I have a very large (11GB) .json file (yeah, whoever thought that a great idea?) that I need to sample (read k
random lines).
I'm not very savvy in Java file IO but I have, of course, found this post: How to get a random line of a text file in Java?
I'm dropping the accepted answer because it's clearly way too slow to read every single line of an 11GB file just to select one (or rather k
) out of the about 100k lines.
Fortunately, there is a second suggestion posted there that I think might be of better use to me:
Use RandomAccessFile to seek to a random byte position in the file.

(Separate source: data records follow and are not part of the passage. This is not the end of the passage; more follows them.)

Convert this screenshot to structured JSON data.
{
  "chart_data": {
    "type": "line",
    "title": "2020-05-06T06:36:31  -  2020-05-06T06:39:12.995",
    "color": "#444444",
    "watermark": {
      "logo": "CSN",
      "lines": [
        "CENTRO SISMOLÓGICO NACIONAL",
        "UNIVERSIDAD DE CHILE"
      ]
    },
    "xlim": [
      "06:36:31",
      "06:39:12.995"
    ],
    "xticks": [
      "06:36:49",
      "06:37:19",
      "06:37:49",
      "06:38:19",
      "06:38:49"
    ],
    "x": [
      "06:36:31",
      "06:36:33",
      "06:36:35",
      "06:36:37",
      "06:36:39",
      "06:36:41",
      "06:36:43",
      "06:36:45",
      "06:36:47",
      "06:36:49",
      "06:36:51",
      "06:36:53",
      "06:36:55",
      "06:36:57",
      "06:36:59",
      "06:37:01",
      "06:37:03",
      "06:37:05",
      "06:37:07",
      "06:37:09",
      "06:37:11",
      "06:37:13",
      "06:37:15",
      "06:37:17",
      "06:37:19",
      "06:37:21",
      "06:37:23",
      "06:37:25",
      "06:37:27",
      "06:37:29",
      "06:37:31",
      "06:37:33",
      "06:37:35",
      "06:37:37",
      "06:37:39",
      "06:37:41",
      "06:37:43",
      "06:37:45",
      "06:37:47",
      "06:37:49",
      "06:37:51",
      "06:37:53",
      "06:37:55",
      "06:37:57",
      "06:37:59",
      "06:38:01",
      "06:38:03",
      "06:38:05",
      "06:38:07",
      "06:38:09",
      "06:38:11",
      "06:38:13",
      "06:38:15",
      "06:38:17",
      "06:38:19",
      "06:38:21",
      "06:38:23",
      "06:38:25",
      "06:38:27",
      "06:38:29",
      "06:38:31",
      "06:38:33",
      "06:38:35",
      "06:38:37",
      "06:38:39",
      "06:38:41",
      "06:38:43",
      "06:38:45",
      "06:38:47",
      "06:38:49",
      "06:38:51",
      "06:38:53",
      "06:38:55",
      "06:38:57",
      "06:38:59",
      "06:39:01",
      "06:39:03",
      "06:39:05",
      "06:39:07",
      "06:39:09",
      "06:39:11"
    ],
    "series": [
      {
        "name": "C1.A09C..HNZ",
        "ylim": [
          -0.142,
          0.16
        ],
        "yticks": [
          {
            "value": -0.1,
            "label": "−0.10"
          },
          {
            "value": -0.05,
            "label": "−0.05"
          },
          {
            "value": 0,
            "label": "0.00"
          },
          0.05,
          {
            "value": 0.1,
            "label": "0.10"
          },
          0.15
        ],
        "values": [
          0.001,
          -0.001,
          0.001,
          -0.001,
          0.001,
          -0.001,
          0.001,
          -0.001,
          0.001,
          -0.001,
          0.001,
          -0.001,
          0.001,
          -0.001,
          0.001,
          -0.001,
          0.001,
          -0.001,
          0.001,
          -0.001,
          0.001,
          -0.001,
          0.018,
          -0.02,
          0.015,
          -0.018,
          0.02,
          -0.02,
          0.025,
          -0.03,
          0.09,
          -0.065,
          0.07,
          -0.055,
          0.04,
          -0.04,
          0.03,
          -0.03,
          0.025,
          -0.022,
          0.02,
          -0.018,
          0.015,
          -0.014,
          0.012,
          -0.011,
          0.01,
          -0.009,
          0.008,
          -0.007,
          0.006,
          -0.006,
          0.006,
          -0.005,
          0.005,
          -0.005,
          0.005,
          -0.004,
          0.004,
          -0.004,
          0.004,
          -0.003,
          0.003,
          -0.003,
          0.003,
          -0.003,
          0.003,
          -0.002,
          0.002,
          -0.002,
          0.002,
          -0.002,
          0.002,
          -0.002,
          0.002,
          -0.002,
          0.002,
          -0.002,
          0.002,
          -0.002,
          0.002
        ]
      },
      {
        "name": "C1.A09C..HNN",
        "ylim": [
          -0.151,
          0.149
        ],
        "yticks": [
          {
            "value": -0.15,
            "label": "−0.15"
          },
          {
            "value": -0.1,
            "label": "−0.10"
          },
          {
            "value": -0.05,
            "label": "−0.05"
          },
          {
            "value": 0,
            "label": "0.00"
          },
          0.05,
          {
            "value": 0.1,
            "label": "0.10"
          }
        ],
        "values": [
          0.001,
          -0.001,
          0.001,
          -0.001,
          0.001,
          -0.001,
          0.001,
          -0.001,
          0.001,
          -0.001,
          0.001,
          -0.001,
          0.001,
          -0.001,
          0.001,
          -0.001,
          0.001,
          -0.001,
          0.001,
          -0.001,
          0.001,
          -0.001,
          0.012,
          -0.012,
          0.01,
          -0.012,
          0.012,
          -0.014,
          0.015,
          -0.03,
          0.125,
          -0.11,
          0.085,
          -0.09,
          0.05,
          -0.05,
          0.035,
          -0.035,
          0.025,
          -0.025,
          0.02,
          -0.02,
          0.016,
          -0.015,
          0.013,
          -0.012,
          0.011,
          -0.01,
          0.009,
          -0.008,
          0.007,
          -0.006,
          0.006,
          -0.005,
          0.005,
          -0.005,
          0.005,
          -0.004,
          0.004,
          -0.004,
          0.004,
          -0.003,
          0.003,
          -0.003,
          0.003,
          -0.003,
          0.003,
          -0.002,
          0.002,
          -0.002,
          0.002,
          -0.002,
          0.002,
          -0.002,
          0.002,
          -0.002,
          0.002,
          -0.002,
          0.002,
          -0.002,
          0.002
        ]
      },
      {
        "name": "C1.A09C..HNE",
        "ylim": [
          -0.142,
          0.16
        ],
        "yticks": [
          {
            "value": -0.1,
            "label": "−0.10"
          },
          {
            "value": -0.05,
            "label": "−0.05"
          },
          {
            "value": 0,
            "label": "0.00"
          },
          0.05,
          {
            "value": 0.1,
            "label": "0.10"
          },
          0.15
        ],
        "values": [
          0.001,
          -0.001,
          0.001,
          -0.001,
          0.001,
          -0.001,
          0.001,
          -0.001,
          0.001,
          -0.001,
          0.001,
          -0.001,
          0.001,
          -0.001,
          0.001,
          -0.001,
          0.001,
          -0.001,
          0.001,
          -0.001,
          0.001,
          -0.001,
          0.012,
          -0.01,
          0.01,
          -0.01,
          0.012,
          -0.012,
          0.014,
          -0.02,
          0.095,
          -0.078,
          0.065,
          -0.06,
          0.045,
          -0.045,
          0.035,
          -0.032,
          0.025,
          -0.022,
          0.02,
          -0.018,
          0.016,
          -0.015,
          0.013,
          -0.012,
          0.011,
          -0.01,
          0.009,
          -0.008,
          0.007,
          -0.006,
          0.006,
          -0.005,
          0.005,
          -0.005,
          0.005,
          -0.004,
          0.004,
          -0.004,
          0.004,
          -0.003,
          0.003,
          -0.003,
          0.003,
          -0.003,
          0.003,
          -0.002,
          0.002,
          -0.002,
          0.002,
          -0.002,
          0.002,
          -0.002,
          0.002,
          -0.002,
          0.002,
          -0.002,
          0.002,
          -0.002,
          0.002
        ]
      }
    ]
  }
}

Seek left and right to the next line terminator. Let L the line between them.
With probability (MIN_LINE_LENGTH / L.length) return L. Otherwise, start over at step 1.
So far so good, but I was wondering about that "let L be the line between them".
I would have done something like this (untested):
RandomAccessFile raf = ...
long pos = ...
String line = getLine(raf,pos);
...
where
private String getLine(RandomAccessFile raf, long start) throws IOException{
long pos = (start % 2 == 0) ? start : start -1;
if(pos == 0) return raf.readLine();
do{
pos -= 2;
raf.seek(pos);
}while(pos > 0 && raf.readChar() != '\n');
pos = (pos <= 0) ? 0 : pos + 2;
raf.seek(pos);
return raf.readLine();
}
and then operated with line.length()
, which forgoes the need to explicitly seek the right end of the line.
So why "seek left and right to the next line terminator"? Is there a more convenient way to get the line from these two offsets?